During the long history of Lloyd's ‘Names’, usually rich individuals, backed policies written at Lloyd's pledging all of their personal wealth. Unlike shares, which have long enjoyed limited liability, this backing is with unlimited liability. If it all goes wrong an
individual stands to pay out with everything they own. The losses during the financial meltdown of the early 1990s meant that many Names were declared bankrupt. Somewhere upwards of 1,500 out of the total of 34,000 Names at the time were ruined by this unlimited liability. It had a very negative effect on the ability of Lloyd’s to raise backing for future issues and changes were needed. From 1994 Lloyd's allowed corporate members into the market, granting them limited liability. The backers with limited liability only stand to lose that which they invest, and no more. Now, individual Names underwrite only 10% of the risk at Lloyd's and are slowly being phased out altogether.

The Lloyd's building is now at no. 1 Lime Street, where it moved in 1986. Designed by architect Richard Rogers , the Lloyd’s building is one of the most unusual high rise office buildings in the Square Mile.
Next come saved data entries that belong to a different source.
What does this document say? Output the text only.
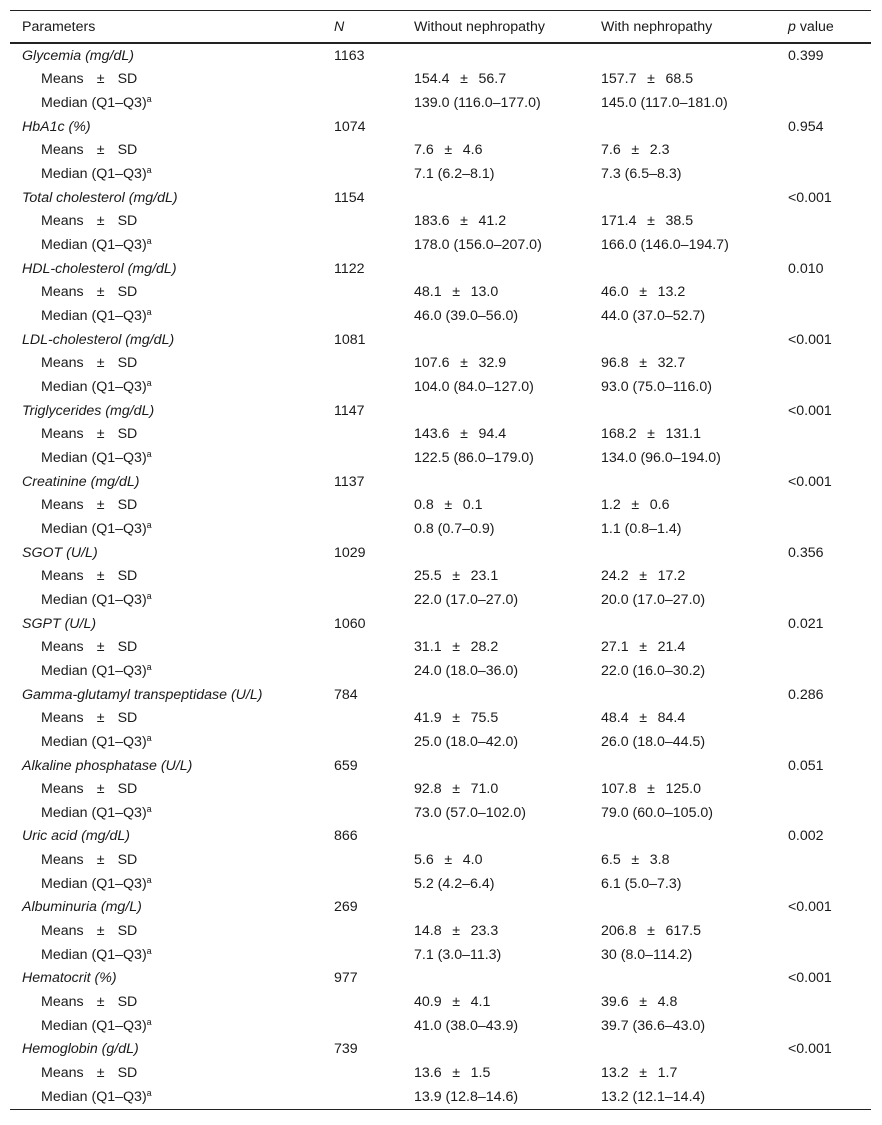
Parameters	N	Without nephropathy	With nephropathy	p value
Glycemia (mg/dL)	1163			0.399
Means ± SD		154.4 ± 56.7	157.7 ± 68.5	
Median $(Q1-Q3)^a$		139.0 (116.0–177.0)	145.0 (117.0–181.0)	
HbA1c (%)	1074			0.954
Means ± SD		7.6 ± 4.6	7.6 ± 2.3	
Median $(Q1-Q3)^a$		7.1 (6.2–8.1)	7.3 (6.5–8.3)	
Total cholesterol (mg/dL)	1154			<0.001
Means ± SD		183.6 ± 41.2	171.4 ± 38.5	
Median $(Q1-Q3)^a$		178.0 (156.0–207.0)	166.0 (146.0–194.7)	
HDL-cholesterol (mg/dL)	1122			0.010
Means ± SD		48.1 ± 13.0	46.0 ± 13.2	
Median $(Q1-Q3)^a$		46.0 (39.0–56.0)	44.0 (37.0–52.7)	
LDL-cholesterol (mg/dL)	1081			<0.001
Means ± SD		107.6 ± 32.9	96.8 ± 32.7	
Median $(Q1-Q3)^a$		104.0 (84.0–127.0)	93.0 (75.0–116.0)	
Triglycerides (mg/dL)	1147			<0.001
Means ± SD		143.6 ± 94.4	168.2 ± 131.1	
Median $(Q1-Q3)^a$		122.5 (86.0–179.0)	134.0 (96.0–194.0)	
Creatinine (mg/dL)	1137			<0.001
Means ± SD		0.8 ± 0.1	1.2 ± 0.6	
Median $(Q1-Q3)^a$		0.8 (0.7–0.9)	1.1 (0.8–1.4)	
SGOT (U/L)	1029			0.356
Means ± SD		25.5 ± 23.1	24.2 ± 17.2	
Median $(Q1-Q3)^a$		22.0 (17.0–27.0)	20.0 (17.0–27.0)	
SGPT (U/L)	1060			0.021
Means ± SD		31.1 ± 28.2	27.1 ± 21.4	
Median $(Q1-Q3)^a$		24.0 (18.0–36.0)	22.0 (16.0–30.2)	
Gamma-glutamyl transpeptidase (U/L)	784			0.286
Means ± SD		41.9 ± 75.5	48.4 ± 84.4	
Median $(Q1-Q3)^a$		25.0 (18.0–42.0)	26.0 (18.0–44.5)	
Alkaline phosphatase (U/L)	659			0.051
Means ± SD		92.8 ± 71.0	107.8 ± 125.0	
Median $(Q1-Q3)^a$		73.0 (57.0–102.0)	79.0 (60.0–105.0)	
Uric acid (mg/dL)	866			0.002
Means ± SD		5.6 ± 4.0	6.5 ± 3.8	
Median $(Q1-Q3)^a$		5.2 (4.2–6.4)	6.1 (5.0–7.3)	
Albuminuria (mg/L)	269			<0.001
Means ± SD		14.8 ± 23.3	206.8 ± 617.5	
Median $(Q1-Q3)^a$		7.1 (3.0–11.3)	30 (8.0–114.2)	
Hematocrit (%)	977			<0.001
Means ± SD		40.9 ± 4.1	39.6 ± 4.8	
Median $(Q1-Q3)^a$		41.0 (38.0–43.9)	39.7 (36.6–43.0)	
Hemoglobin (g/dL)	739			<0.001
Means ± SD		13.6 ± 1.5	13.2 ± 1.7	
Median $(Q1-Q3)^a$		13.9 (12.8–14.6)	13.2 (12.1–14.4)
It stands, rather appropriately, on the site of the old Roman Forum. The former façade from 1925 still survives.

The famous Lutine Bell stands in the great Underwriting Room of Lloyd's. It was formerly struck when the fate of a ship previously reported as “overdue” at its destination port became known. If the ship was safe, the bell would be rung twice: if it had sunk, the bell would be rung once. The bell is now only used for ceremonial purposes.